In: Computer Science
Given two sorted linked lists, merge them into a third sorted linked list. If an element is present in both the lists, it should occur only once in the third list.
Code needed in java.
The strategy here uses a temporary dummy node as the start of
the result list. The pointer Tail always points to the last node in
the result list, so appending new nodes is easy.
The dummy node gives the tail something to point to initially when
the result list is empty. This dummy node is efficient, since it is
only temporary, and it is allocated in the stack. The loop
proceeds, removing one node from either ‘a’ or ‘b’, and adding it
to the tail.
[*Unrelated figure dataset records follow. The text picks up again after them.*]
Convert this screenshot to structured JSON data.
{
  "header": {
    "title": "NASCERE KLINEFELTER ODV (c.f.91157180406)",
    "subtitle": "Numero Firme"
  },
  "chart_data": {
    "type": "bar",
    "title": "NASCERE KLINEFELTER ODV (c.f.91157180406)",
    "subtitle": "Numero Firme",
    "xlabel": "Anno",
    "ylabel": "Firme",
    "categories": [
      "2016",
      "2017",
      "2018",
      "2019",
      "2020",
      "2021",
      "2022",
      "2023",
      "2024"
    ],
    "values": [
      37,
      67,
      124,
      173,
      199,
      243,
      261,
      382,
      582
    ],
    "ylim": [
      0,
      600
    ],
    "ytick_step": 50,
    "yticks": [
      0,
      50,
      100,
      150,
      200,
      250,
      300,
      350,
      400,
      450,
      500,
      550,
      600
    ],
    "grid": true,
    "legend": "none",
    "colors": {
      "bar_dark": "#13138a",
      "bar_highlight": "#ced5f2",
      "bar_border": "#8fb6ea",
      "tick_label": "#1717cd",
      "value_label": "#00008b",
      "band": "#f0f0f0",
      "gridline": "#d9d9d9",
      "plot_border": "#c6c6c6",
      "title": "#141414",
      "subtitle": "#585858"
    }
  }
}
When
We are done, the result is in dummy.next.
/* Java program to merge two
sorted linked lists */
import java.util.*;
/* Link list node */
class Node
{
int data;
Node next;
Node(int d) {data = d;
next = null;}
}
class MergeLists
{
Node head;
/* Method to insert a node at
the end of the linked list */
public void addToTheLast(Node node)
{
if (head == null)
{
head = node;
}
else
{
Node temp = head;
while (temp.next != null)
temp = temp.next;
temp.next = node;
}
}
/* Method to print linked list */
void printList()
{
Node temp = head;
while (temp != null)
{
System.out.print(temp.data + " ");
temp = temp.next;
}
System.out.println();
}
// Driver Code
public static void main(String args[])
{
/* Let us create two sorted linked
lists to test the methods
Created lists:
llist1: 5->10->15,
llist2: 2->3->20
*/
MergeLists llist1 = new MergeLists();
MergeLists llist2 = new MergeLists();
// Node head1 = new Node(5);
llist1.addToTheLast(new Node(5));
llist1.addToTheLast(new Node(10));
llist1.addToTheLast(new Node(15));
// Node head2 = new Node(2);
llist2.addToTheLast(new Node(2));
llist2.addToTheLast(new Node(3));
llist2.addToTheLast(new Node(20));
llist1.head = new Gfg().sortedMerge(llist1.head,
llist2.head);
llist1.printList();
}
}
class Gfg
{
/* Takes two lists sorted in
increasing order, and splices
their nodes together to make
one big sorted list which is
returned. */
Node sortedMerge(Node headA, Node headB)
{
/* a dummy first node to
hang the result on */
Node dummyNode = new Node(0);
/* tail points to the
last result node */
Node tail = dummyNode;
while(true)
{
/* if either list runs out,
use the other list */
if(headA == null)
{
tail.next = headB;
break;
}
if(headB == null)
{
tail.next = headA;
break;
}
/* Compare the data of the two
lists whichever lists' data is
smaller, append it into tail and
advance the head to the next Node
*/
if(headA.data <= headB.data)
{
tail.next = headA;
headA = headA.next;
}
else
{
tail.next = headB;
headB = headB.next;
}
/* Advance the tail */
tail = tail.next;
}
return dummyNode.next;
}
}